I shall tell you of my living situation only if you promise not to feel anymore sorry for me than I do for myself. I found a charming place this spring, an attic apartment on the third floor of an old duplex not too far from the lake and signed a years lease. Except for the crows which have taken residence outside my window (it's my own fault, I tossed out left over pasta and now they think me a diner) my summer was quiet and uneventful. Alas, this fall the house erupted with college students and my head now aches from the constant din. Were we ever that noisy? That loud in our passion? our play or mischief making? Do they never study these students? I light candles, mutter the old words, thump around the house and when all else fails, as well you know it does, I bang my broom against the wooden floor and wonder how I could have become so powerless. At least Baba Yaga had teeth.
As to the Queen...you know why she still rules. As girls we gave away our wishes like kisses. We were giddy and happy to be squandering power, giving it away to lovers, to children, to friends never thinking for a moment we might be emptied out of our power like an upturned bushel basket of seed corn and that seed would scatter away, away leaving us behind, over cultivated land turned fallow.
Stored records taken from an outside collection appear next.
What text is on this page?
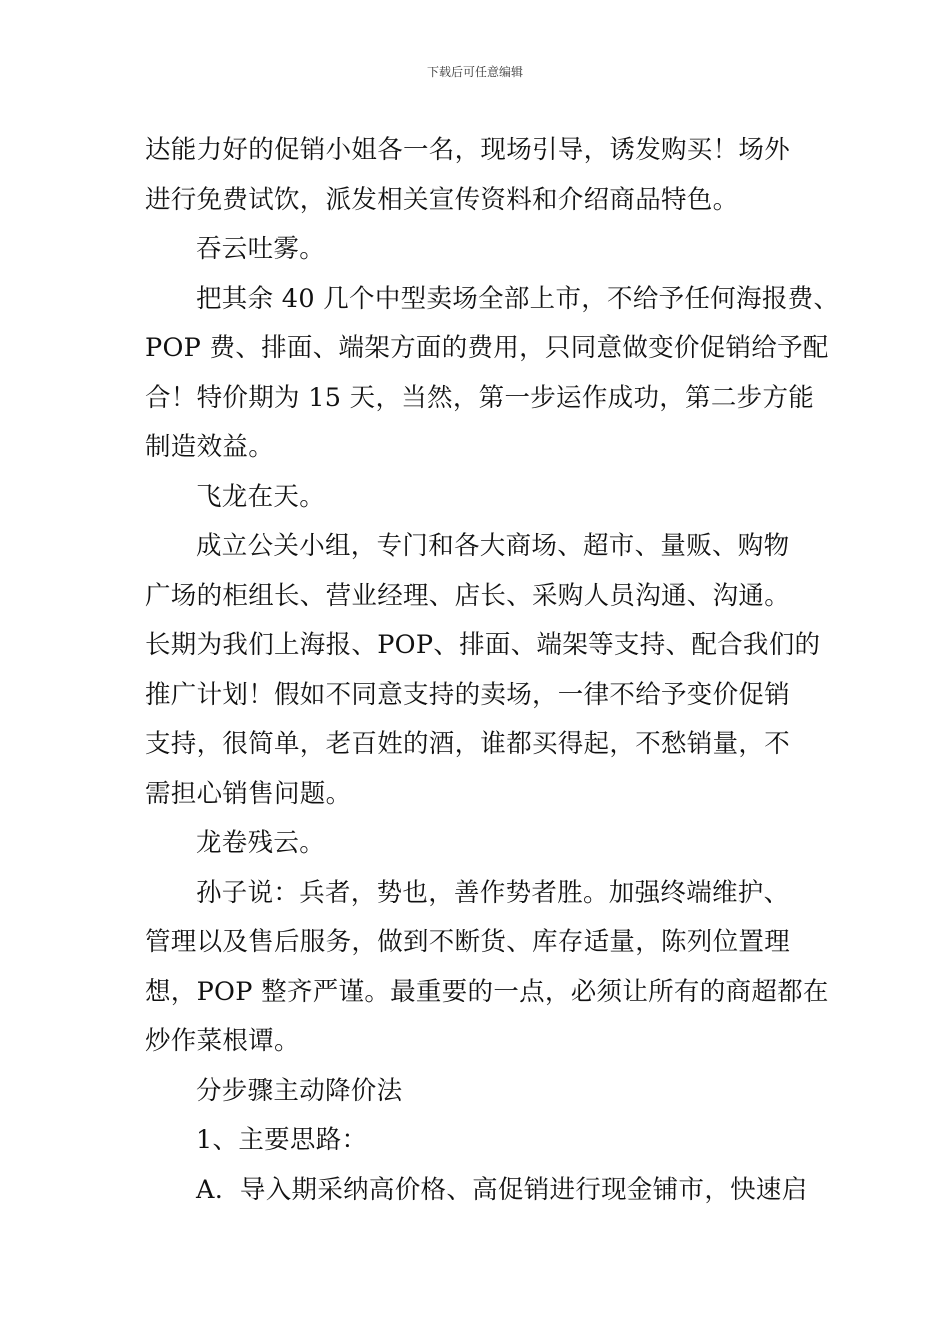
下载后可任意编辑

达能力好的促销小姐各一名，现场引导，诱发购买！场外
进行免费试饮，派发相关宣传资料和介绍商品特色。

吞云吐雾。

把其余 40 几个中型卖场全部上市，不给予任何海报费、
POP 费、排面、端架方面的费用，只同意做变价促销给予配
合！特价期为 15 天，当然，第一步运作成功，第二步方能
制造效益。

飞龙在天。

成立公关小组，专门和各大商场、超市、量贩、购物
广场的柜组长、营业经理、店长、采购人员沟通、沟通。
长期为我们上海报、POP、排面、端架等支持、配合我们的
推广计划！假如不同意支持的卖场，一律不给予变价促销
支持，很简单，老百姓的酒，谁都买得起，不愁销量，不
需担心销售问题。

龙卷残云。

孙子说：兵者，势也，善作势者胜。加强终端维护、
管理以及售后服务，做到不断货、库存适量，陈列位置理
想，POP 整齐严谨。最重要的一点，必须让所有的商超都在
炒作菜根谭。

分步骤主动降价法

1、主要思路：

A.  导入期采纳高价格、高促销进行现金铺市，快速启
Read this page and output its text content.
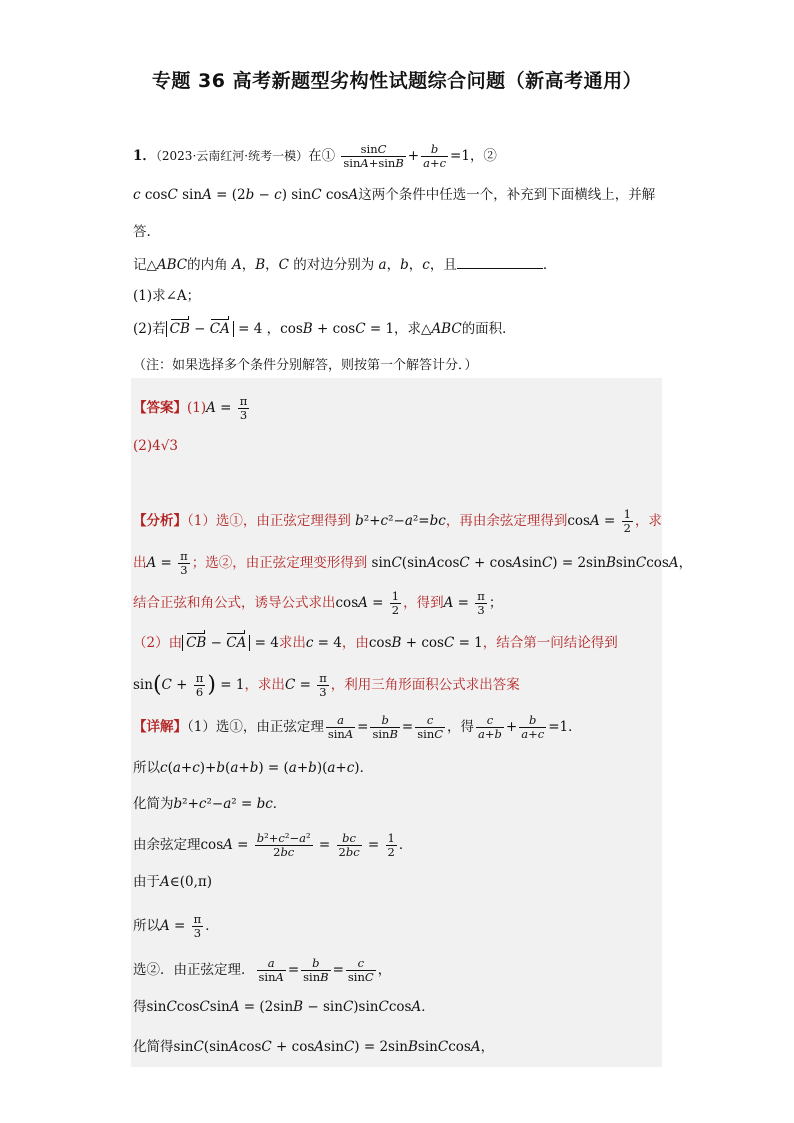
专题 36 高考新题型劣构性试题综合问题（新高考通用）
1．（2023·云南红河·统考一模）在① $\frac{\sin C}{\sin A+\sin B} + \frac{b}{a+c} =1$，②
c cosC sinA = (2b − c) sinC cosA这两个条件中任选一个，补充到下面横线上，并解
答.
记△ABC的内角 A，B，C 的对边分别为 a，b，c，且	．
(1)求∠A；
(2)若 CB − CA = 4 ，cosB + cosC = 1，求△ABC的面积．
（注：如果选择多个条件分别解答，则按第一个解答计分．）
【答案】$(1)A = \frac{\pi}{3}$
(2)4√3
【分析】（1）选①，由正弦定理得到 b²+c²−a²=bc，再由余弦定理得到$\cos A = \frac{1}{2}$ ，求
出$A = \frac{\pi}{3}$ ；选②，由正弦定理变形得到 sinC(sinAcosC + cosAsinC) = 2sinBsinCcosA，
结合正弦和角公式，诱导公式求出$\cos A = \frac{1}{2}$ ，得到$A = \frac{\pi}{3}$ ；
（2）由 CB − CA = 4求出c = 4，由cosB + cosC = 1，结合第一问结论得到
$\sin(C + \frac{\pi}{6}$ ) = 1，求出$C = \frac{\pi}{3}$ ，利用三角形面积公式求出答案
【详解】（1）选①，由正弦定理 $\frac{a}{\sin A} = \frac{b}{\sin B} = \frac{c}{\sin C}$ ，得 $\frac{c}{a+b} + \frac{b}{a+c} =1$．
所以c(a+c)+b(a+b) = (a+b)(a+c)．
化简为b²+c²−a² = bc．
由余弦定理$\cos A = \frac{\text{b²+c²−a²}}{2bc} = \frac{bc}{2bc} = \frac{1}{2}$ ．
由于A∈(0,π)
所以$A = \frac{\pi}{3}$ ．
选②．由正弦定理． $\frac{a}{\sin A} = \frac{b}{\sin B} = \frac{c}{\sin C}$ ，
得sinCcosCsinA = (2sinB − sinC)sinCcosA．
化简得sinC(sinAcosC + cosAsinC) = 2sinBsinCcosA，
But not the Queen.
Nimue was always more clever than us. She used her sex, clamped her wishes tight between her thighs and made those boys cough up their treasures before bestowing one small brush of her lips. Even old men like Merlin made fools of themselves and she took him for everything he had. She has made a life time of stealing and hoarding power. And don't get me started on the things she's done to herself: the lifts, the tucks, the frozen smile of stiff skin. It's all wretched and awful. Unseemingly youth in an old nag.
Oh dear, I can hear the girl crying in the flat below. She's really sobbing. Remember when our hearts used to break like that? I think I shall go down there. I may not be able to give the cad a face full of warts, but I can still make tea and offer a comfortable shoulder.